FRANKFURT (Reuters) – Euro zone inflation is increasingly likely to return to target next year but a bit more evidence is needed before the European Central Bank can declare victory, Slovak central bank chief Peter Kazimir said on Monday.
Kazimir, an outspoken conservative, was one of the few policymakers to openly express doubt about the need to cut rates this month, but he relented and eventually supported the move, the third policy easing step this year.
“If new data and forecasts confirm an accelerated pace in disinflation, we will be in a strong and comfortable position to continue the easing cycle,” Kazimir said in a blog post.
Kazimir also argued that the ECB was waiting for more evidence and until then, it had to keep an open mind about December and leave all options on the table.
“I’m increasingly confident that the disinflation path is on a solid footing,” Kazimir said. “But the doubting Thomas in me still needs to see further proof of a sustainable return to target.”
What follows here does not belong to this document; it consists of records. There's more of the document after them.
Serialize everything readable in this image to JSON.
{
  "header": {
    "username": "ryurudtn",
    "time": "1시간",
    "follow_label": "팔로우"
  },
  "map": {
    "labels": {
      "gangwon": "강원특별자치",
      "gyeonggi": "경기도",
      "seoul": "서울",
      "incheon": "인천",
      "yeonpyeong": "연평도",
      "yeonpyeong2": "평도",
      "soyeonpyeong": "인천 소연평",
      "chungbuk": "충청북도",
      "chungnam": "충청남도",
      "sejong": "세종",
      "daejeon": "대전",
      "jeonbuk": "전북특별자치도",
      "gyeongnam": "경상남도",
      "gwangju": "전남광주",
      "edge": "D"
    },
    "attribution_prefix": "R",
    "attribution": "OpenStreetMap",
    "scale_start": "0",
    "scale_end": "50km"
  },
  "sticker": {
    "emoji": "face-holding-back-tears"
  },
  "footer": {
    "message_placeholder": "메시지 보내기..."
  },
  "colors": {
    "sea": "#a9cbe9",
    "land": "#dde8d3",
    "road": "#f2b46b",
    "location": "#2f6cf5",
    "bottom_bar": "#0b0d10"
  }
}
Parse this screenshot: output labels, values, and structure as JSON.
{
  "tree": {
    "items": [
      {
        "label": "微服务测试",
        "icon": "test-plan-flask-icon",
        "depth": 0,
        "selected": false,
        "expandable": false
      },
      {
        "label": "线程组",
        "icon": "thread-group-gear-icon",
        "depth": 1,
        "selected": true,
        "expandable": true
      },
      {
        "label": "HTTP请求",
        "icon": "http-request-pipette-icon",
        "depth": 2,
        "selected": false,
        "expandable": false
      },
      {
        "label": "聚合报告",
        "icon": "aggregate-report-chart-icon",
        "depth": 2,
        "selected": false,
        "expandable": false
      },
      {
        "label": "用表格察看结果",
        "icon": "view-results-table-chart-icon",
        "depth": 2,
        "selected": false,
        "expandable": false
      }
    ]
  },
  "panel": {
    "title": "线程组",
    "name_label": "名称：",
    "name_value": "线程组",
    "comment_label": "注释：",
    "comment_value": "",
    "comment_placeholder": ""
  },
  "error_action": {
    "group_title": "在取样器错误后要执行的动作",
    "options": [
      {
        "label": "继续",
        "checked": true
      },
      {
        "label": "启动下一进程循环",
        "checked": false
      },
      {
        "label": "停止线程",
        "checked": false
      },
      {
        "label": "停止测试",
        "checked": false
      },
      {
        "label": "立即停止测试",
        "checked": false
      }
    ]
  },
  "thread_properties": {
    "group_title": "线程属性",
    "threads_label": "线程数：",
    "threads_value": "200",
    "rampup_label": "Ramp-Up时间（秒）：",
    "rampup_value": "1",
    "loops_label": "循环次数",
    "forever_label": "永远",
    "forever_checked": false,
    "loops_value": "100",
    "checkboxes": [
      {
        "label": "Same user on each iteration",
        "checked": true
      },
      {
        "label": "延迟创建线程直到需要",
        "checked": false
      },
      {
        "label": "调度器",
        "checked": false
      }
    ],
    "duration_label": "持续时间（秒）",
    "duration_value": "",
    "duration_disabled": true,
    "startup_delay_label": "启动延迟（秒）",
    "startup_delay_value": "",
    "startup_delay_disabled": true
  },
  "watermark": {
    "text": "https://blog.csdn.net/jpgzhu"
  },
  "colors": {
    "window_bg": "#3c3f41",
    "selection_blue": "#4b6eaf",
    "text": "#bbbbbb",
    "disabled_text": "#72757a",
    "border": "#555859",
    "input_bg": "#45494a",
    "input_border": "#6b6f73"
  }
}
Markets currently expect the ECB to cut at each of its coming meetings through next March or even April, and for the 3.25% deposit rate to hit 2% sometime next year.
But Kazimir also warned that the long-awaited decline in wage growth and services inflation has yet to materialise and the ECB should await actual evidence of this happening before declaring victory.
“If new information points in the direction of higher inflation (risks), we can still slow down the pace at which we remove restrictions in the coming meetings,” he said.